By Robert MacMillan Staff Writer
Wednesday, July 13, 2005; 10:18 AM

No news outlet makes a stronger case for how dramatic the change to digital television will be than the Austin American-Statesman:

"On Super Bowl Sunday in 2009, millions of football-loving Americans with old-fashioned analog televisions might lean over to adjust their sets' rabbit-ear antennas and see nothing but static."

You got a problem with that? Tough. Because 2009 would be a reprieve -- it could be happening sooner.

At a Senate Commerce committee hearing Tuesday, Chairman Ted Stevens (R-Alaska) suggested extending the time frame for making analog TVs officially obsolete. National Association of Broadcasters chief Edward Fritts told Stevens that his members are on board.

Right now, the analog signals are supposed to cease on Dec. 31, 2006, or whenever 85 percent of the nation's households can receive digital signals. But things haven't progressed that smoothly for a number of reasons, the history of which is written about at length in many news articles today.

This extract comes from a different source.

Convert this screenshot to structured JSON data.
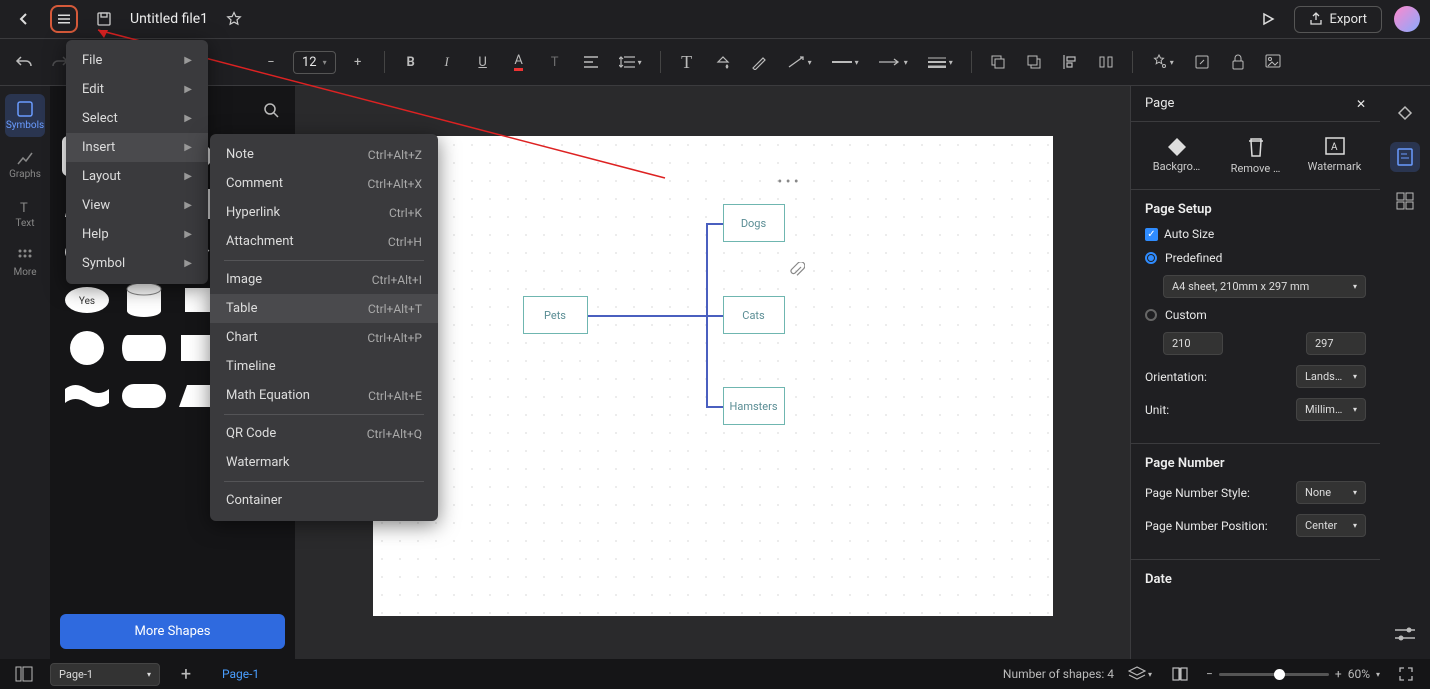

As reported, the Federal Communications Commission wants next March to be the deadline for all TVs with 25- to 36-inch screens to contain digital tuners. (This excludes Casa de Random Access . What about you?)

VCRs and DVD sets would have to play ball by 2007. By July 2007, all TVs 13 inches and larger would have to use tuners, the Los Angeles Times reported.

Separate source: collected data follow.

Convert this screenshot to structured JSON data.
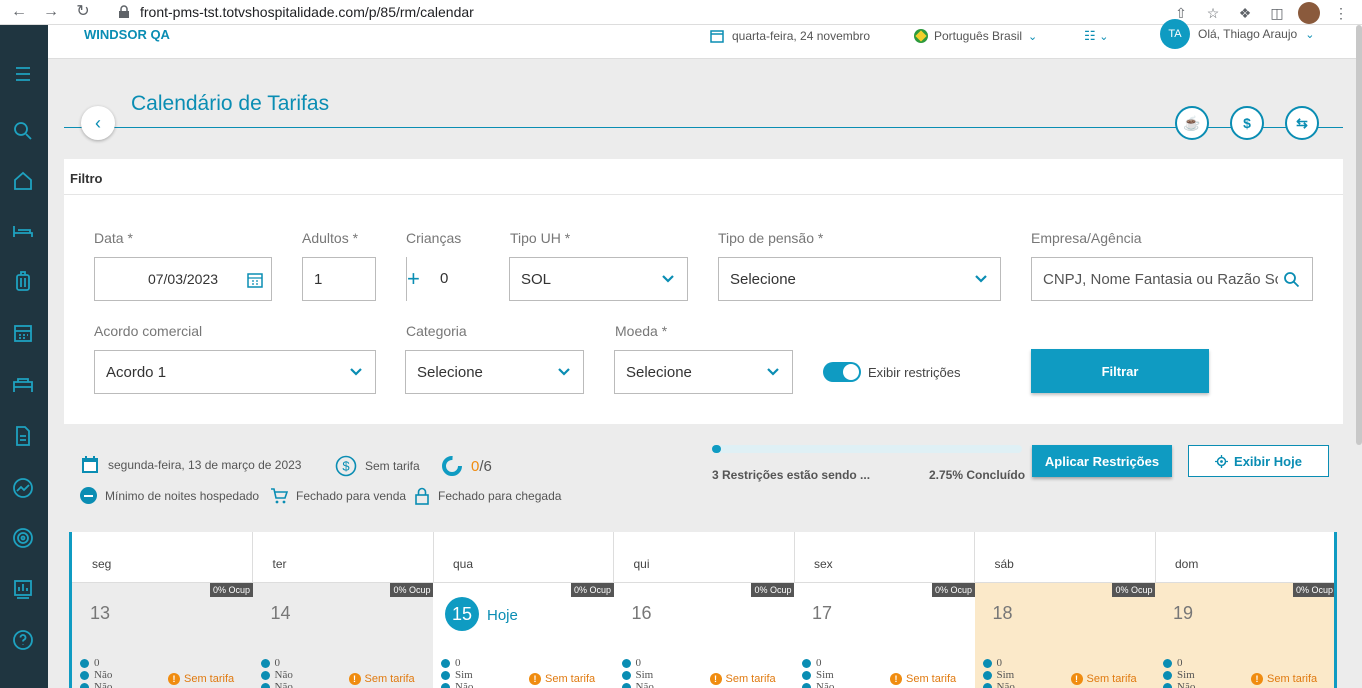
{
  "browser": {
    "url": "front-pms-tst.totvshospitalidade.com/p/85/rm/calendar"
  },
  "topbar": {
    "hotel_name": "WINDSOR QA",
    "date": "quarta-feira, 24 novembro",
    "language": "Português Brasil",
    "user_initials": "TA",
    "user_greeting": "Olá, Thiago Araujo"
  },
  "page": {
    "title": "Calendário de Tarifas"
  },
  "filter": {
    "heading": "Filtro",
    "date_label": "Data *",
    "date_value": "07/03/2023",
    "adults_label": "Adultos *",
    "adults_value": "1",
    "children_label": "Crianças",
    "children_value": "0",
    "room_type_label": "Tipo UH *",
    "room_type_value": "SOL",
    "board_label": "Tipo de pensão *",
    "board_value": "Selecione",
    "company_label": "Empresa/Agência",
    "company_placeholder": "CNPJ, Nome Fantasia ou Razão Sc",
    "agreement_label": "Acordo comercial",
    "agreement_value": "Acordo 1",
    "category_label": "Categoria",
    "category_value": "Selecione",
    "currency_label": "Moeda *",
    "currency_value": "Selecione",
    "restrictions_toggle_label": "Exibir restrições",
    "restrictions_toggle_on": true,
    "filter_button": "Filtrar"
  },
  "legend": {
    "selected_date": "segunda-feira, 13 de março de 2023",
    "no_rate": "Sem tarifa",
    "ratio_count": "0",
    "ratio_total": "/6",
    "min_nights": "Mínimo de noites hospedado",
    "closed_sale": "Fechado para venda",
    "closed_arrival": "Fechado para chegada"
  },
  "progress": {
    "fraction": 0.0275,
    "status_text": "3 Restrições estão sendo ...",
    "percent_text": "2.75% Concluído"
  },
  "actions": {
    "apply_restrictions": "Aplicar Restrições",
    "show_today": "Exibir Hoje"
  },
  "calendar": {
    "today_label": "Hoje",
    "days": [
      {
        "name": "seg",
        "num": "13",
        "ocup": "0% Ocup",
        "count": "0",
        "closed_sale": "Não",
        "closed_arrival": "Não",
        "rate": "Sem tarifa",
        "weekend": false,
        "today": false
      },
      {
        "name": "ter",
        "num": "14",
        "ocup": "0% Ocup",
        "count": "0",
        "closed_sale": "Não",
        "closed_arrival": "Não",
        "rate": "Sem tarifa",
        "weekend": false,
        "today": false
      },
      {
        "name": "qua",
        "num": "15",
        "ocup": "0% Ocup",
        "count": "0",
        "closed_sale": "Sim",
        "closed_arrival": "Não",
        "rate": "Sem tarifa",
        "weekend": false,
        "today": true
      },
      {
        "name": "qui",
        "num": "16",
        "ocup": "0% Ocup",
        "count": "0",
        "closed_sale": "Sim",
        "closed_arrival": "Não",
        "rate": "Sem tarifa",
        "weekend": false,
        "today": false
      },
      {
        "name": "sex",
        "num": "17",
        "ocup": "0% Ocup",
        "count": "0",
        "closed_sale": "Sim",
        "closed_arrival": "Não",
        "rate": "Sem tarifa",
        "weekend": false,
        "today": false
      },
      {
        "name": "sáb",
        "num": "18",
        "ocup": "0% Ocup",
        "count": "0",
        "closed_sale": "Sim",
        "closed_arrival": "Não",
        "rate": "Sem tarifa",
        "weekend": true,
        "today": false
      },
      {
        "name": "dom",
        "num": "19",
        "ocup": "0% Ocup",
        "count": "0",
        "closed_sale": "Sim",
        "closed_arrival": "Não",
        "rate": "Sem tarifa",
        "weekend": true,
        "today": false
      }
    ]
  },
  "colors": {
    "accent": "#0f9bc2",
    "sidebar": "#1f3540",
    "weekend": "#fbe9c9",
    "past": "#ececec",
    "warning": "#f08c10"
  }
}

But millions of us still might be caught flat-footed, as several senators said at the hearing. Nevada's John Ensign (R) worries that the government might have to subsidize the cost of the converter boxes, which could run from $35 to $50. carried this quote: "I believe we can have some kind of a program, though I'm not sure what it will look like, for those low-income people who say they need a subsidy."

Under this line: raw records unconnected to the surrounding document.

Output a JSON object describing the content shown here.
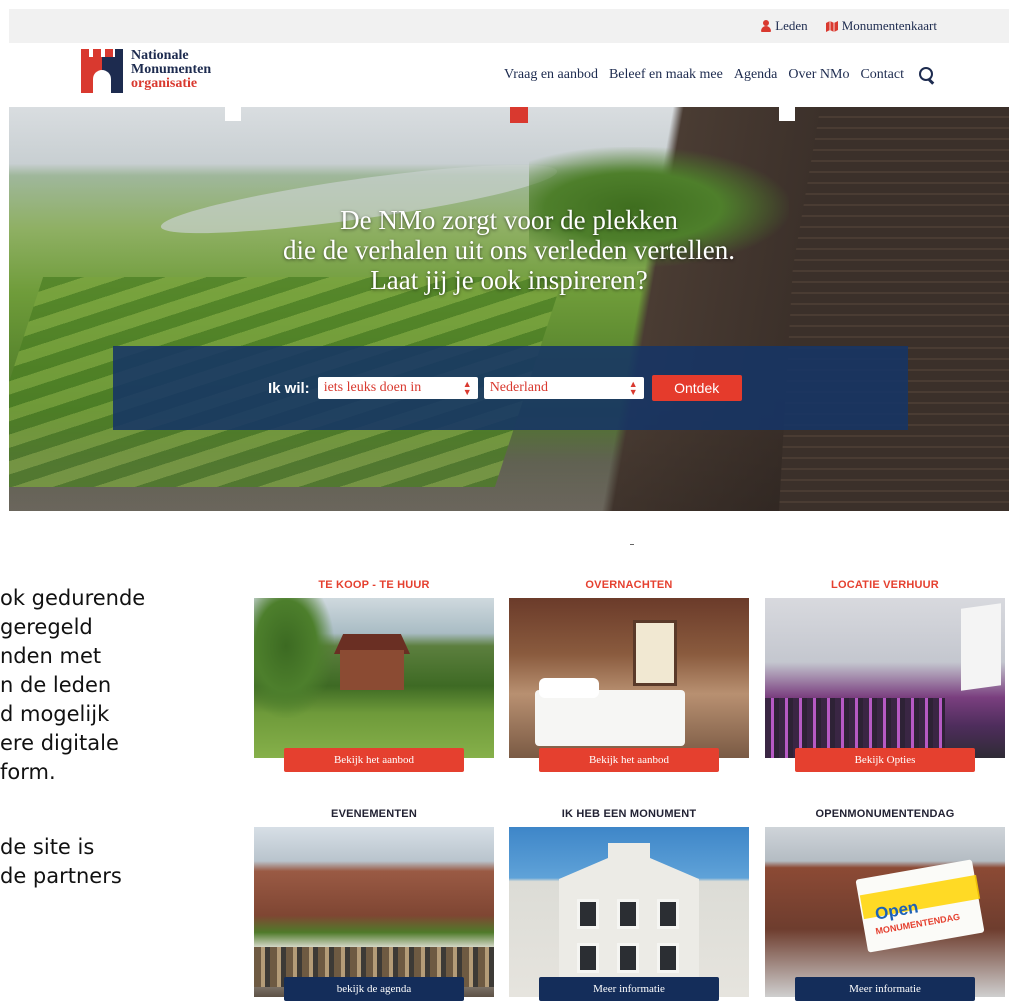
{
  "topbar": {
    "leden": "Leden",
    "monumentenkaart": "Monumentenkaart"
  },
  "logo": {
    "line1": "Nationale",
    "line2": "Monumenten",
    "line3": "organisatie"
  },
  "nav": {
    "items": [
      "Vraag en aanbod",
      "Beleef en maak mee",
      "Agenda",
      "Over NMo",
      "Contact"
    ]
  },
  "hero": {
    "line1": "De NMo zorgt voor de plekken",
    "line2": "die de verhalen uit ons verleden vertellen.",
    "line3": "Laat jij je ook inspireren?"
  },
  "search": {
    "label": "Ik wil:",
    "select1": "iets leuks doen in",
    "select2": "Nederland",
    "button": "Ontdek"
  },
  "side_text": {
    "p1": [
      "ok gedurende",
      "geregeld",
      "nden met",
      "n de leden",
      "d mogelijk",
      "ere digitale",
      "form."
    ],
    "p2": [
      "de site is",
      "de partners"
    ]
  },
  "cards": [
    {
      "title": "TE KOOP - TE HUUR",
      "button": "Bekijk het aanbod"
    },
    {
      "title": "OVERNACHTEN",
      "button": "Bekijk het aanbod"
    },
    {
      "title": "LOCATIE VERHUUR",
      "button": "Bekijk Opties"
    },
    {
      "title": "EVENEMENTEN",
      "button": "bekijk de agenda"
    },
    {
      "title": "IK HEB EEN MONUMENT",
      "button": "Meer informatie"
    },
    {
      "title": "OPENMONUMENTENDAG",
      "button": "Meer informatie"
    }
  ],
  "omd_banner": {
    "text": "Open",
    "sub": "MONUMENTENDAG"
  },
  "colors": {
    "navy": "#1d2b4f",
    "red": "#e5402f",
    "panel": "#163465"
  },
  "icons": {
    "leden": "user-icon",
    "kaart": "map-icon",
    "search": "search-icon"
  }
}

The L.A. Times chimed in with this: "Several lawmakers support using a portion of the auction proceeds [from a sale of unused analog frequencies] to fund a subsidy. House Energy and Commerce Committee Chairman Joe Barton (R-Texas) has talked about a $500 million pot, limiting the subsidy to the poor. Others, including Rep. Edward J. Markey (D-Mass.), contend that every affected household should be compensated."

Now, let me tell you something about most of the news coverage of the digital television conversion. The squabbles between TV makers, broadcasters, Congress, the FCC, consumer groups and countless other parties can be hard to follow. It tends to yield news stories that report on every skirmish rather than focusing on the big picture. Know what "carriage" is, for example? In the unlikely event that you don't and really want to find out, see the Dow Jones story.

The good thing about today's crop of stories is that they highlight in usually simple terms the things that you will need to know about the upcoming changeover. Most importantly, they answer the big question: "Why on earth are we being forced to do this?"

According to the broadcasters and technology folks, we demand better picture quality. We're not going to take this analog crap another minute! Oh, and once our analog TV sets aren't hogging that portion of the radio spectrum, the government can make millions of dollars by auctioning it off to telecom companies, who in turn will use the bandwidth to sell us things that will make them millions in turn.